Fiction and non-fiction

One of the peculiarities of the Anglo-American book cultures is, to my mind, the habit of dividing prose into fiction and non-fiction. As far as I know, no other cultural tradition does it. In French bookshops, books are categorised as literature (novels) – subdivided into French novels, foreign novels, youth/teenager novels, fantasy/science-fiction and detective/thriller/crime novels, etc –, then short stories, letters, essays, philosophy (but not academic), humanities, etc. In Italy, the genre taxonomy is similar to the French: literature subdividing into similar categories as in France, essays (Italian and foreign), society, news and politics, etc. The point is that fiction (novels, novellas, short-stories, foreign or not) is never acknowledged as fiction, while everything else doesn’t just get the label ‘non-fiction’, as in English-speaking countries. There are more genres on display, and classifications run deeper.
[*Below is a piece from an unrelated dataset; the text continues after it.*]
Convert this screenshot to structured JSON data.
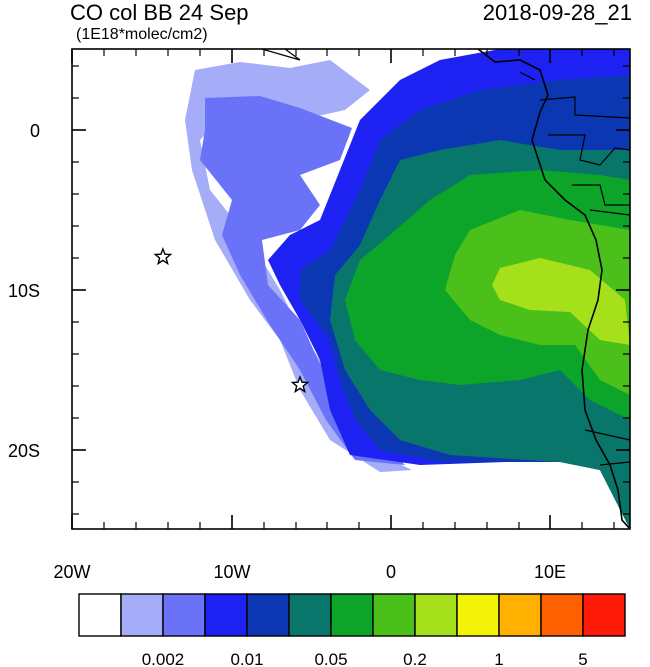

Why is that? The book industries in English-speaking countries seem to have adopted the fiction/non-fiction split quite early. What is more important is that the split reflects an ancient approach to writing more generally. For the ancient Greeks and Romans, written works fell into two general categories which, though shifting from author to author, may be referred to as ‘history’, on the one hand, and ‘poetry’, on the other, to adopt one of the many labels common at the time. The distinction between historiography and poetry was also one between fact and fiction, truth and fable. When Plato wished to ban all poets from his ideal Republic, he was making the same distinction, admitting only those who dealt in the truth. Poetry was not just about versified language, but also about the truth value of the narrative. With some exceptions, factual truth could not be seen to be conveyed by poetic works. Truth required ‘history’, the realm of fact, and since Herodotus, eye-witnessed fact. The European obsession with truth, starting with the Greek pre-Socratic philosophers, has become the central feature of the free world.
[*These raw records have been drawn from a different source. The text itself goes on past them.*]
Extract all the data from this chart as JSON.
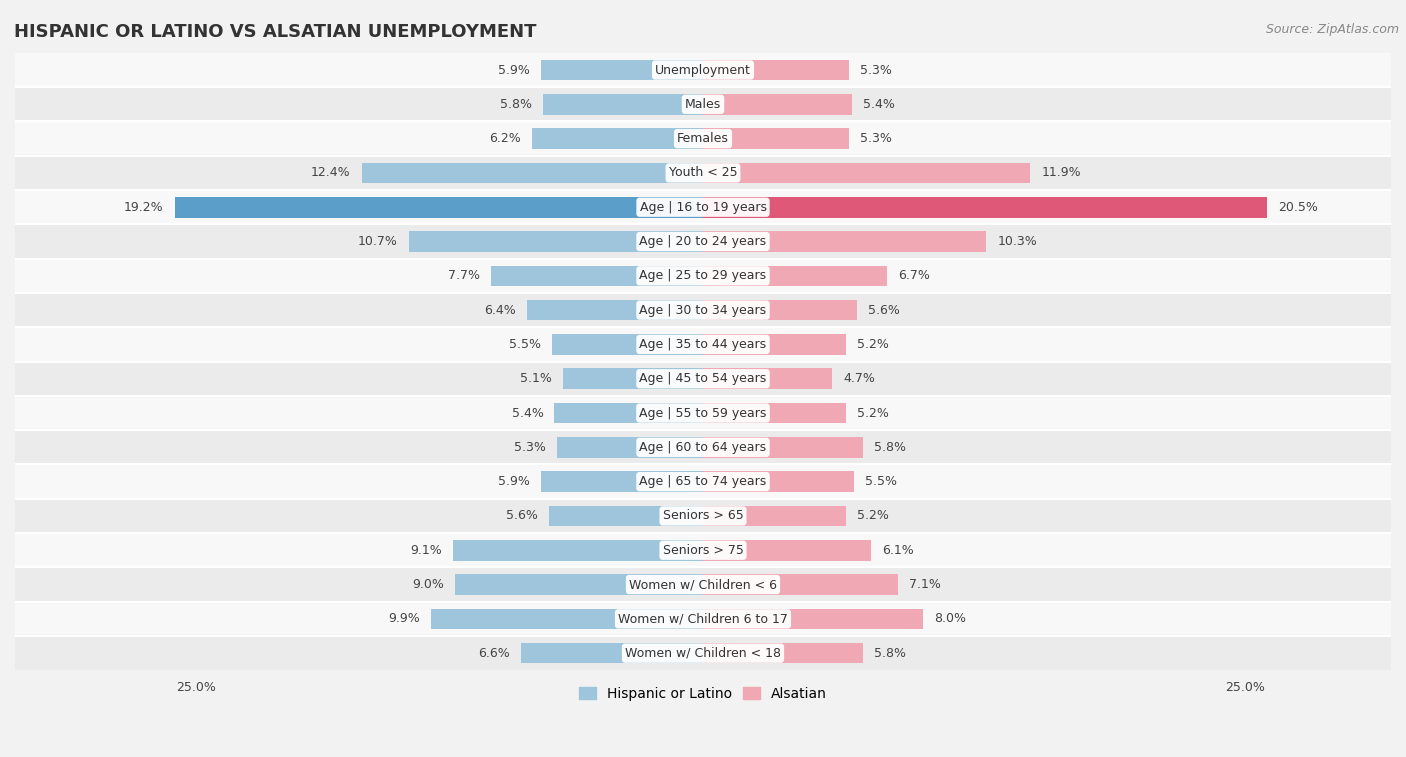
{
  "title": "HISPANIC OR LATINO VS ALSATIAN UNEMPLOYMENT",
  "source": "Source: ZipAtlas.com",
  "categories": [
    "Unemployment",
    "Males",
    "Females",
    "Youth < 25",
    "Age | 16 to 19 years",
    "Age | 20 to 24 years",
    "Age | 25 to 29 years",
    "Age | 30 to 34 years",
    "Age | 35 to 44 years",
    "Age | 45 to 54 years",
    "Age | 55 to 59 years",
    "Age | 60 to 64 years",
    "Age | 65 to 74 years",
    "Seniors > 65",
    "Seniors > 75",
    "Women w/ Children < 6",
    "Women w/ Children 6 to 17",
    "Women w/ Children < 18"
  ],
  "hispanic_values": [
    5.9,
    5.8,
    6.2,
    12.4,
    19.2,
    10.7,
    7.7,
    6.4,
    5.5,
    5.1,
    5.4,
    5.3,
    5.9,
    5.6,
    9.1,
    9.0,
    9.9,
    6.6
  ],
  "alsatian_values": [
    5.3,
    5.4,
    5.3,
    11.9,
    20.5,
    10.3,
    6.7,
    5.6,
    5.2,
    4.7,
    5.2,
    5.8,
    5.5,
    5.2,
    6.1,
    7.1,
    8.0,
    5.8
  ],
  "hispanic_color": "#9ec5dc",
  "alsatian_color": "#f0a8b4",
  "hispanic_highlight_color": "#5b9ec9",
  "alsatian_highlight_color": "#e05878",
  "highlight_row": 4,
  "x_max": 25.0,
  "bar_height": 0.6,
  "bg_color": "#f2f2f2",
  "row_bg_light": "#f8f8f8",
  "row_bg_dark": "#ebebeb",
  "legend_hispanic": "Hispanic or Latino",
  "legend_alsatian": "Alsatian",
  "label_fontsize": 9.0,
  "value_fontsize": 9.0,
  "title_fontsize": 13,
  "source_fontsize": 9
}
The ancient distinction between fact and fiction has, therefore, echoes in the general nomenclature of books in English-speaking countries. It might seem like a superficial way to categorise books in a bookshop (and for someone browsing by genre, not very helpful), but it is an approach that on the one hand harks back to an ancient and venerable understanding of what the written word is, and on the other, it puts truth at the heart of a book’s claim: are you truthful or are you not?